Neither side really wanted to work together when, in September 1861, they assembled for the historic meeting that led to the construction of the Monitor.
"Ericsson had a bad attitude. He had a bad temper," says historian Jeff Johnston of the Monitor National Marine Sanctuary.
"He was an eccentric genius stuck in his own world - and he had a serious love-hate relationship with the Navy."
Fortunately for the service and the Union cause, the difficult engineer had a near-visionary gift for invention. He also could become an electrifying presence when it came to explaining and selling his pioneering designs.
Though the Navy's conservative "ironclad board" had previously rejected his plans for an armored ship, its members answered in detail when Ericsson - who had been misled about their disapproval - put his anger aside and asked them to list their objections. Then he proceeded to make a presentation of such detail and genius that it left the entire room stunned.
"He thrilled every person present in the room with his vivid description of what the little boat would be and what she could do," wrote Cornelius S. Bushnell, the Connecticut businessman who had arranged the meeting.
"[He became] a full electric battery in himself."
Ericsson left the room with such confidence that he began working on the project even before he received the Navy's approval.
He labored arduously both on paper and in the yard, struggling to meet a demanding 120-day construction schedule.
Constant skepticism and questions from the Navy hindered him greatly, forcing him, at one point, to write the following letter to the chief of the bureau of yards and docks: "... it is an unpleasant task continually to contradict the opinions you express. The vessel is nevertheless the strongest one I have ever built."
Ridicule from the press, which described the strange iron ship as "Ericsson's Folly," added to the strain in which the inventor worked. New York residents even placed bets on whether the "iron coffin" would float when it was launched.
In defiance, Ericsson took his place on the deck of the ship as it slid down into the East River on Jan. 30, 1862. To the amazement of everyone except him, the vessel floated within 3 inches of the waterline he had predicted.
"It's amazing how simple his construction methods were when you look at them," Johnston says.
"The genius came in how he put the parts together."
Ericsson's attention extended to the smallest details, including the appointments in the officers' and crew's quarters.

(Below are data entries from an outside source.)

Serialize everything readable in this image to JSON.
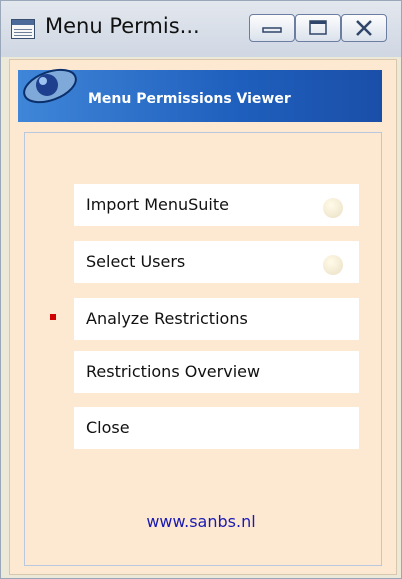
{
  "window": {
    "title": "Menu Permis...",
    "icon": "table-window-icon",
    "controls": [
      "minimize-icon",
      "maximize-icon",
      "close-icon"
    ]
  },
  "banner": {
    "title": "Menu Permissions Viewer",
    "logo": "sphere-logo-icon"
  },
  "menu": {
    "items": [
      {
        "label": "Import MenuSuite",
        "has_status_dot": true,
        "active": false
      },
      {
        "label": "Select Users",
        "has_status_dot": true,
        "active": false
      },
      {
        "label": "Analyze Restrictions",
        "has_status_dot": false,
        "active": true
      },
      {
        "label": "Restrictions Overview",
        "has_status_dot": false,
        "active": false
      },
      {
        "label": "Close",
        "has_status_dot": false,
        "active": false
      }
    ]
  },
  "footer": {
    "link_text": "www.sanbs.nl"
  },
  "colors": {
    "banner": "#1f5fbd",
    "panel_bg": "#fde9d2",
    "marker": "#d10000",
    "link": "#1a1ab3"
  }
}
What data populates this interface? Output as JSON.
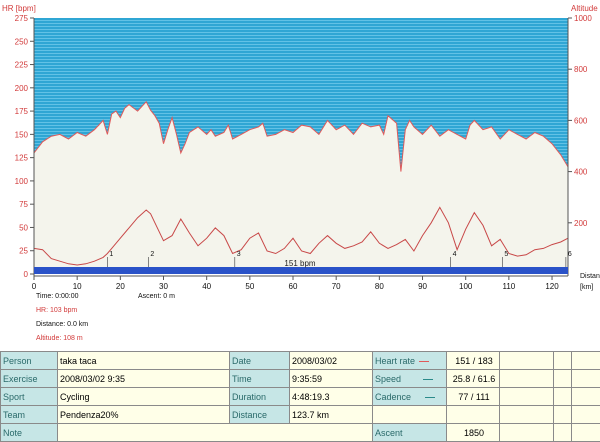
{
  "chart_data": {
    "type": "line",
    "y_left_label": "HR [bpm]",
    "y_right_label": "Altitude [m]",
    "x_label_lines": [
      "Distance",
      "[km]"
    ],
    "x_range": [
      0,
      123.7
    ],
    "x_ticks": [
      "0",
      "10",
      "20",
      "30",
      "40",
      "50",
      "60",
      "70",
      "80",
      "90",
      "100",
      "110",
      "120"
    ],
    "y_left_range": [
      0,
      275
    ],
    "y_left_ticks": [
      "0",
      "25",
      "50",
      "75",
      "100",
      "125",
      "150",
      "175",
      "200",
      "225",
      "250",
      "275"
    ],
    "y_right_range": [
      0,
      1000
    ],
    "y_right_ticks": [
      "200",
      "400",
      "600",
      "800",
      "1000"
    ],
    "grid": false,
    "bottom_bar_label": "151 bpm",
    "lap_markers": [
      {
        "label": "1",
        "x": 17.0
      },
      {
        "label": "2",
        "x": 26.5
      },
      {
        "label": "3",
        "x": 46.5
      },
      {
        "label": "4",
        "x": 96.5
      },
      {
        "label": "5",
        "x": 108.5
      },
      {
        "label": "6",
        "x": 123.2
      }
    ],
    "series": [
      {
        "name": "HR",
        "color": "#e05a5a",
        "x": [
          0,
          2,
          4,
          6,
          8,
          10,
          12,
          14,
          15,
          16,
          17,
          18,
          19,
          20,
          21,
          22,
          24,
          25,
          26,
          27,
          28,
          29,
          30,
          31,
          32,
          33,
          34,
          35,
          36,
          38,
          40,
          41,
          42,
          44,
          45,
          46,
          48,
          50,
          52,
          53,
          54,
          56,
          58,
          60,
          62,
          64,
          66,
          68,
          70,
          72,
          74,
          76,
          78,
          80,
          81,
          82,
          84,
          85,
          86,
          87,
          88,
          90,
          92,
          94,
          96,
          98,
          100,
          101,
          102,
          104,
          106,
          108,
          110,
          112,
          114,
          116,
          118,
          120,
          122,
          123.7
        ],
        "y": [
          130,
          142,
          148,
          150,
          145,
          152,
          148,
          155,
          160,
          165,
          150,
          172,
          175,
          168,
          178,
          182,
          175,
          180,
          185,
          176,
          170,
          162,
          140,
          155,
          168,
          150,
          130,
          140,
          152,
          158,
          150,
          155,
          148,
          152,
          160,
          145,
          150,
          155,
          158,
          162,
          148,
          150,
          155,
          152,
          160,
          158,
          150,
          165,
          155,
          160,
          150,
          162,
          158,
          160,
          150,
          170,
          162,
          110,
          155,
          165,
          158,
          150,
          160,
          148,
          155,
          150,
          145,
          160,
          165,
          155,
          158,
          145,
          155,
          150,
          145,
          152,
          148,
          140,
          128,
          115
        ]
      },
      {
        "name": "Altitude",
        "color": "#c84848",
        "x": [
          0,
          2,
          4,
          6,
          8,
          10,
          12,
          14,
          16,
          17,
          18,
          20,
          22,
          24,
          26,
          27,
          28,
          30,
          32,
          34,
          36,
          38,
          40,
          42,
          44,
          46,
          48,
          50,
          52,
          54,
          56,
          58,
          60,
          62,
          64,
          66,
          68,
          70,
          72,
          74,
          76,
          78,
          80,
          82,
          84,
          86,
          88,
          90,
          92,
          94,
          96,
          98,
          100,
          102,
          104,
          106,
          108,
          110,
          112,
          114,
          116,
          118,
          120,
          122,
          123.7
        ],
        "y": [
          100,
          95,
          60,
          50,
          40,
          35,
          40,
          50,
          65,
          80,
          100,
          140,
          180,
          220,
          250,
          235,
          200,
          130,
          150,
          215,
          160,
          110,
          140,
          180,
          150,
          80,
          95,
          140,
          160,
          90,
          80,
          100,
          140,
          90,
          80,
          120,
          150,
          120,
          100,
          110,
          125,
          165,
          120,
          100,
          115,
          135,
          90,
          150,
          200,
          260,
          200,
          95,
          175,
          240,
          190,
          110,
          135,
          80,
          70,
          75,
          95,
          100,
          115,
          125,
          140
        ]
      }
    ]
  },
  "info": {
    "time": "Time: 0:00:00",
    "ascent": "Ascent: 0 m",
    "hr": "HR: 103 bpm",
    "distance": "Distance: 0.0 km",
    "altitude": "Altitude: 108 m"
  },
  "summary": {
    "person_label": "Person",
    "person_value": "taka taca",
    "exercise_label": "Exercise",
    "exercise_value": "2008/03/02 9:35",
    "sport_label": "Sport",
    "sport_value": "Cycling",
    "team_label": "Team",
    "team_value": "Pendenza20%",
    "note_label": "Note",
    "date_label": "Date",
    "date_value": "2008/03/02",
    "time_label": "Time",
    "time_value": "9:35:59",
    "duration_label": "Duration",
    "duration_value": "4:48:19.3",
    "distance_label": "Distance",
    "distance_value": "123.7 km",
    "hr_label": "Heart rate",
    "hr_value": "151 / 183",
    "hr_color": "#e05a5a",
    "speed_label": "Speed",
    "speed_value": "25.8 / 61.6",
    "speed_color": "#2a8a8a",
    "cadence_label": "Cadence",
    "cadence_value": "77 / 111",
    "cadence_color": "#2a8a8a",
    "ascent_label": "Ascent",
    "ascent_value": "1850"
  }
}
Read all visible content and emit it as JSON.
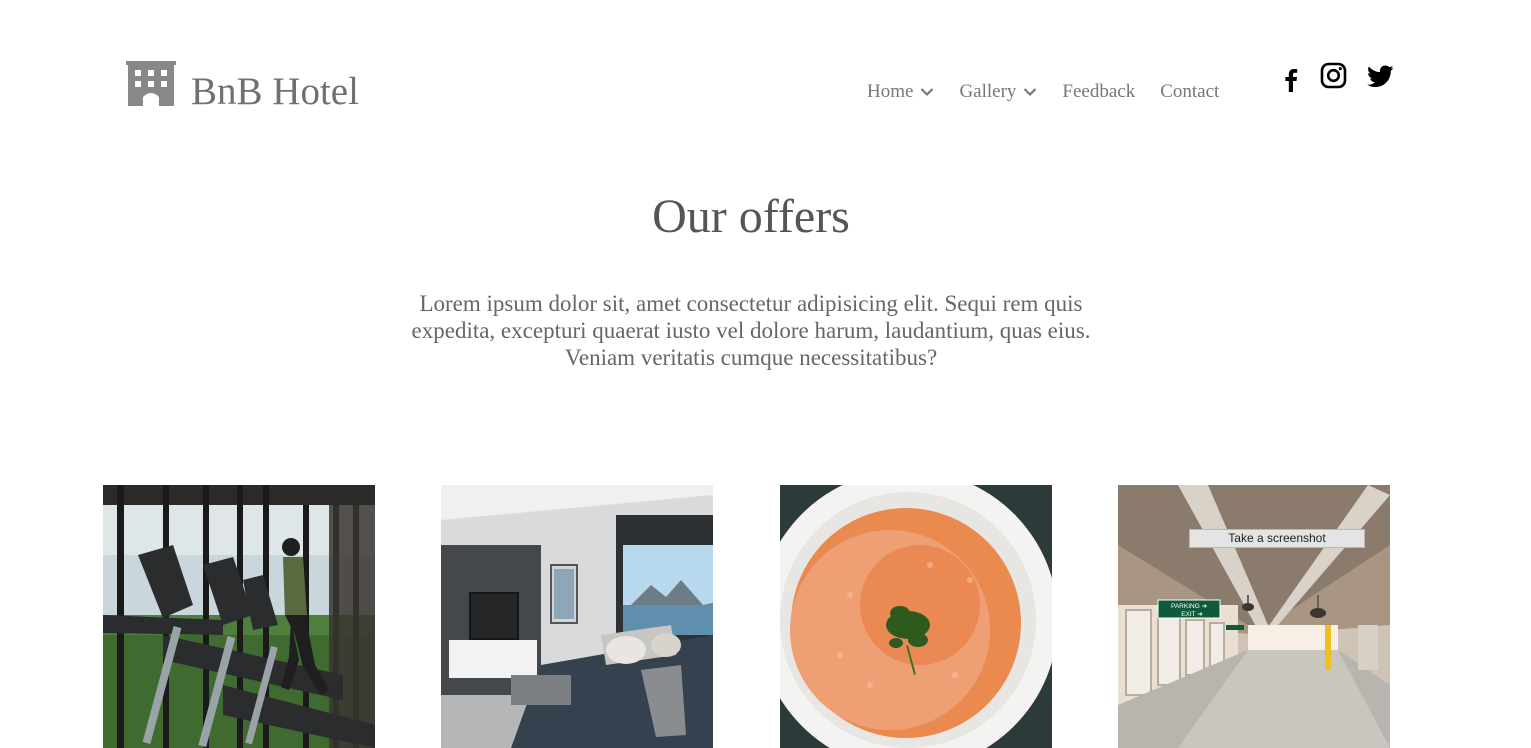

His efforts showed both his pride in the ship and his concern for its men.
The stateroom and captain's cabin featured diamond-tucked upholstered couches, for example, while other areas of the ship were outfitted with both tongue-in-groove and louvered paneling. Ericsson also ordered patterned drapes for the sleeping areas and oil cloths for the floors, hoping to ease the burden of life below the waterline of the vessel.
An embroidered wool tablecloth he may have had made for the ship can now be seen in the collection of the Virginia War Museum in Newport News.
"Captain Ericsson fitted our rooms up at his own expense and has been very liberal," wrote Monitor paymaster William F. Keeler.
"I have been on board of nearly all the vessels that have been here and have seen no room as handsomely fitted up as ours."